林丈二さん…といっても、ご存知の方は少ないと思います。
ずっと昔、まだ20世紀だったころ(^^)、「路上観察学会」という活動をしている
大人の人たちがいました。作家の赤瀬川原平さん、建築史家の藤森照信さん、
博物家の荒俣宏さん、イラストレーターの南伸坊さん…路上を歩いて、人の手は
加わっているんだけれど、意図せず発生した、面白い物件を発見するというものです。
林丈二さんは、「マンホールのふた」という写真集(海外と日本のマンホールのふたのデザインを収集して写真にとったもの)を出版したり、いろいろな、見落としてしまいがちなことを記録にとどめたりなさる、まさに「収集家」でした。そして、林丈二さんの描くイラストがとてもかわいいのです!

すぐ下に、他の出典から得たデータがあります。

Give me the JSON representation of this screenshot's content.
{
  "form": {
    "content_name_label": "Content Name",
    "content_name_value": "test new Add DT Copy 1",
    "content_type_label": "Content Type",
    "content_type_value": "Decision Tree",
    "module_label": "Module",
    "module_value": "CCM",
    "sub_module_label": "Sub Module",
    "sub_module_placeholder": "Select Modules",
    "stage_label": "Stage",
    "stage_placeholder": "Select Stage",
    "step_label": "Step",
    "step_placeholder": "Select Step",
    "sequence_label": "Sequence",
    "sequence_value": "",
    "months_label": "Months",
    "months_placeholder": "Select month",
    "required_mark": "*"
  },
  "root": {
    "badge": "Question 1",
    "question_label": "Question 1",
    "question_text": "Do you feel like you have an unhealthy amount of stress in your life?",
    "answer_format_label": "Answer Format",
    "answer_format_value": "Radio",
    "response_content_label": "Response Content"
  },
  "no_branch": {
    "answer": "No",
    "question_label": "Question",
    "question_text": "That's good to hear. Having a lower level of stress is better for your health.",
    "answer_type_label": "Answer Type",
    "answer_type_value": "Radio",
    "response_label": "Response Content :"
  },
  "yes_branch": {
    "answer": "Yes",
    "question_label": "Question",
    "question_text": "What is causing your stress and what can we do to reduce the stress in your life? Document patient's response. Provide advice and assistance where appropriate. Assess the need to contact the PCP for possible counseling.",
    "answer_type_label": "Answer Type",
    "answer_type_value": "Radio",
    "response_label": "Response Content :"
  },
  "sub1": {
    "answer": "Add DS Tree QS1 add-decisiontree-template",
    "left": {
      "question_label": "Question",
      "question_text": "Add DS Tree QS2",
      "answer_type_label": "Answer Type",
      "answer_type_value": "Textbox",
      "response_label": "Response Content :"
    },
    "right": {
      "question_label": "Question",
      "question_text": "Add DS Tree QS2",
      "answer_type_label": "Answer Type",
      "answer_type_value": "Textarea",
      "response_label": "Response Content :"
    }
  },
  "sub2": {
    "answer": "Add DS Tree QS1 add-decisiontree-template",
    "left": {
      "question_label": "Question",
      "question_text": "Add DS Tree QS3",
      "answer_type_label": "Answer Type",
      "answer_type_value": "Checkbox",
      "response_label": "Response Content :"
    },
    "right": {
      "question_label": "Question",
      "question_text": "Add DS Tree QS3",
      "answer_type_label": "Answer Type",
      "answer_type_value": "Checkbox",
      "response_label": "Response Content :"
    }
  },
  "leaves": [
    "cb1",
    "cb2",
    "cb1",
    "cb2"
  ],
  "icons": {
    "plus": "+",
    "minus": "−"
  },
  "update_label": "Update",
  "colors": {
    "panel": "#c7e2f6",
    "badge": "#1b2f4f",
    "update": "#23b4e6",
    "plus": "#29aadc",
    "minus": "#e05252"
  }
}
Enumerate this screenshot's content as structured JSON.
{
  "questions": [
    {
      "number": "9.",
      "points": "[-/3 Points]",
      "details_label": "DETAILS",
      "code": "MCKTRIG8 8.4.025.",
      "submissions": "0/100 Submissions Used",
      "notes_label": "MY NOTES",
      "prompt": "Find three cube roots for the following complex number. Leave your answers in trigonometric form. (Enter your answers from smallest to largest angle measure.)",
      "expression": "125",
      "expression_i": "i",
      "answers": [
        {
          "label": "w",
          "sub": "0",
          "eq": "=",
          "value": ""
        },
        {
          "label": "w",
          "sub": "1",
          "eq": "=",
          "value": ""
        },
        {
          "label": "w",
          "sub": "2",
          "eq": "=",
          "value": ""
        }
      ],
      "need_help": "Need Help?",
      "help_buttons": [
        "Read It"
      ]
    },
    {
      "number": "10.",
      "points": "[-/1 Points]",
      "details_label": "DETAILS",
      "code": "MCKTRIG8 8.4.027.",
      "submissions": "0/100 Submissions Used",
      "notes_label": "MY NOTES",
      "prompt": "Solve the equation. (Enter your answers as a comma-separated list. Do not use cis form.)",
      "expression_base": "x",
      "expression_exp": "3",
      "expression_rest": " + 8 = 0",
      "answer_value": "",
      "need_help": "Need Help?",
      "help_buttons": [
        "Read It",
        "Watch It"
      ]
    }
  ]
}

子どもだった私には、面白そうなことをしている、とても素敵な大人たちに見えました。
それから長い月日が経って、林丈二さんはご健在で、今では若い建築家の卵の
人達と、まちあるきなどなさっているようです。本当に好きなことをやっている人というのは、
年を取らないかんじですね。見習いたいと思いました。
自分の好きなことを大事にすること。
「フランス歩けば…」「イタリア歩けば…」という、林丈二さんが海外旅行で見つけた建物の意匠や人々の姿を日記・メモ形式でつづった本、今でも実家にあります。